Multiplex social network analysis provided a realistic, information-rich assessment of sociability in two small groups of former pet/entertainment chimpanzees by simultaneously modeling stationary vicinity, affiliative behaviour, allogrooming, and passive close proximity. Layers were partly similar but nonredundant; reducibility analyses showed that aggregating layers sacrifices information. Early life factors (origin and social housing during infancy) and sex influenced medium- and high-contact behaviours, while proximity tolerance was less affected by biography. These results underscore the value of multilayer approaches for diagnosing social dynamics and informing management decisions in captivity. Future work should apply multiplex analyses to larger groups, incorporate additional layers (e.g., agonistic interactions), consider personality and finer-grained biography (maternal vs hand-rearing), and extend to longitudinal datasets to track developmental and rehabilitative changes over time.
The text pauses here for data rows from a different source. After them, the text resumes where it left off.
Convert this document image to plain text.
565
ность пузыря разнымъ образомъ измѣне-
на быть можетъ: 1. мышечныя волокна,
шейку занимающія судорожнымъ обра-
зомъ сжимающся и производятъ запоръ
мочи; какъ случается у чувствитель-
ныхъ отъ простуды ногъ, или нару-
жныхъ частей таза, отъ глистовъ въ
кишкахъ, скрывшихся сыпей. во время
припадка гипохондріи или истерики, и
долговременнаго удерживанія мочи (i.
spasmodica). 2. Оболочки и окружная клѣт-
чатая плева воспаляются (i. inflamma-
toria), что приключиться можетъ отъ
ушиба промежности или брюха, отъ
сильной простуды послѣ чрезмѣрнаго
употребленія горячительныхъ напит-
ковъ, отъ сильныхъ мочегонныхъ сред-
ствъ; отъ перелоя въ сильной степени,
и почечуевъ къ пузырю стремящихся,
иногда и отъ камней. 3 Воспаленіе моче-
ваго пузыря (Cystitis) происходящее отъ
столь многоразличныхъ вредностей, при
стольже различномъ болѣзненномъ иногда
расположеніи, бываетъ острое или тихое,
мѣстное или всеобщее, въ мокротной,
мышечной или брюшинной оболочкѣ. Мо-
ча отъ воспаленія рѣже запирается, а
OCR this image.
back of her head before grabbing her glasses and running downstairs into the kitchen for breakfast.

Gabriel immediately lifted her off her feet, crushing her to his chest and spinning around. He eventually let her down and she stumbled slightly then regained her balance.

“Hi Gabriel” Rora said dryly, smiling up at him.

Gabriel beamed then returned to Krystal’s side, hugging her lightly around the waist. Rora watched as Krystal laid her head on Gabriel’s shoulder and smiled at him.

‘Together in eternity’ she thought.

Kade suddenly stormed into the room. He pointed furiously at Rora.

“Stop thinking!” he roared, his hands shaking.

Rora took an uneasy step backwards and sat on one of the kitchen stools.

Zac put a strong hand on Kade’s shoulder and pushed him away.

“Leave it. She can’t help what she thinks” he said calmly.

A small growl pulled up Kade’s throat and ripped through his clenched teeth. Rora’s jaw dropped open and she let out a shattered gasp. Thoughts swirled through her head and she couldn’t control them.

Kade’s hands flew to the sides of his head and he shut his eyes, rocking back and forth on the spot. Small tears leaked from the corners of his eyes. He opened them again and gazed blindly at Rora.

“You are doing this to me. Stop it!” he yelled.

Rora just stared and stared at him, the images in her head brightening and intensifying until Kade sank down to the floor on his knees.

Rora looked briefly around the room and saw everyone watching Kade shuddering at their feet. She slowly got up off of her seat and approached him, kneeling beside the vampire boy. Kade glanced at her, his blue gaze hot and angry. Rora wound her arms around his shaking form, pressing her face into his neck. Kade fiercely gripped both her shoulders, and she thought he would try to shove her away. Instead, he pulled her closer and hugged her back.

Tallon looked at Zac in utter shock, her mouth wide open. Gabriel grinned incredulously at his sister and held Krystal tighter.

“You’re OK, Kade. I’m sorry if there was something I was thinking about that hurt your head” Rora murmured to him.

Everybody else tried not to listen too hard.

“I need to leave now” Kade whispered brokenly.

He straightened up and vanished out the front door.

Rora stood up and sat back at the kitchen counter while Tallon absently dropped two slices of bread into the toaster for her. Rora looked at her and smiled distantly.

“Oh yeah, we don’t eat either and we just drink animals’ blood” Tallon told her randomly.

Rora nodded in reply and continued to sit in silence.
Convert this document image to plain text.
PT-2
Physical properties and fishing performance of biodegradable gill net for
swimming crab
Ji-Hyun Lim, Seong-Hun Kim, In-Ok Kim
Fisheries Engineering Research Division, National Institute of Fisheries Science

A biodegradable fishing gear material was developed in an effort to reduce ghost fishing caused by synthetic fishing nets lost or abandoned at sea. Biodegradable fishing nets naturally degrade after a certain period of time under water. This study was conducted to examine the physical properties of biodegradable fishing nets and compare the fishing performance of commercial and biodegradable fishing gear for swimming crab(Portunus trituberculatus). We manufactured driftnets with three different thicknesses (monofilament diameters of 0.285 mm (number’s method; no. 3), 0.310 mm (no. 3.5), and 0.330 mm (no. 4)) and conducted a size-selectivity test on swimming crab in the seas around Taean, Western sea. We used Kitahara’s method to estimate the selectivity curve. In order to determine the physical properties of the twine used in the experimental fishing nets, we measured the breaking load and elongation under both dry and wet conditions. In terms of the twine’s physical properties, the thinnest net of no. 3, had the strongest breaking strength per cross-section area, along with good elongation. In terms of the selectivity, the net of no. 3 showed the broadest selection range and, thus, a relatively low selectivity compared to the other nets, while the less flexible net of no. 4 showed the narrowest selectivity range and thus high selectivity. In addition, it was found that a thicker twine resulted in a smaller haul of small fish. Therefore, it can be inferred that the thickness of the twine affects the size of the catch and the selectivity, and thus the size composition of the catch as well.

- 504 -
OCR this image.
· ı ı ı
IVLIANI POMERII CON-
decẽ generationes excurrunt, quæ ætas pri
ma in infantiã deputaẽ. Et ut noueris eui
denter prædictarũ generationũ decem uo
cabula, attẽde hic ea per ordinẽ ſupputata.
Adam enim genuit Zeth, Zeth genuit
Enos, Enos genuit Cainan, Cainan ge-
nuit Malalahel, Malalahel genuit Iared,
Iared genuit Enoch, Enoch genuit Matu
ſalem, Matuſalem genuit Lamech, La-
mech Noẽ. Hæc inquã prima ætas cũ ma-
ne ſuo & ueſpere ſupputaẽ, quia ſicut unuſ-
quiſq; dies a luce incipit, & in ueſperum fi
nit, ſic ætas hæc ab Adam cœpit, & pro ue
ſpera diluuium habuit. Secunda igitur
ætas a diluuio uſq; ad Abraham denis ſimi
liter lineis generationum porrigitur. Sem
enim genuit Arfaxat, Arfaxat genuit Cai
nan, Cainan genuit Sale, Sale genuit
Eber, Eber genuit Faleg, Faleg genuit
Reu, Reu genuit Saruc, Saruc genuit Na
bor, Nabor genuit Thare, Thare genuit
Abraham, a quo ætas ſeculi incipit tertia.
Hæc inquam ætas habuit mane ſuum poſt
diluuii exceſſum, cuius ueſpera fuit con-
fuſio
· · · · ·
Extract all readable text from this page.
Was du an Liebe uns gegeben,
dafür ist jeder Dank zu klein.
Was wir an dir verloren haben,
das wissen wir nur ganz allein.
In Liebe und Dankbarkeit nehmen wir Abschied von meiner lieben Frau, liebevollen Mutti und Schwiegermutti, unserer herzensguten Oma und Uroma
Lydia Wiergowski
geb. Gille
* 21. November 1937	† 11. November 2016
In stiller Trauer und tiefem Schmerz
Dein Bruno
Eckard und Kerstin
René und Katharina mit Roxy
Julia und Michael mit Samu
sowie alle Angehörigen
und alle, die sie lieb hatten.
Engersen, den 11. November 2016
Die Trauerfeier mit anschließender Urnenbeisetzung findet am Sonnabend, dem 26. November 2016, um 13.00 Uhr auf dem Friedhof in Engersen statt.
- Small group sizes (n=7 per group) limit the use of certain network tools (e.g., community detection, triadic analyses) and reduce generalizability. - Behavioural layers were limited to frequently occurring interactions; rarer behaviours (e.g., aggression) were not included, potentially omitting relevant dimensions. - Aggregated vs multiplex distinctions become more informative in larger, sparser networks; in dense small networks, some measures may be less sensitive. - Biographical categories were coarse (origin and predominant infancy housing); small samples precluded stratifying layers by finer rearing histories or personalities. - Observations occurred during outdoor access periods; indoor behaviours might be underrepresented. - Cross-sectional observation window (May 2018–January 2019) limits inference about temporal dynamics or long-term changes.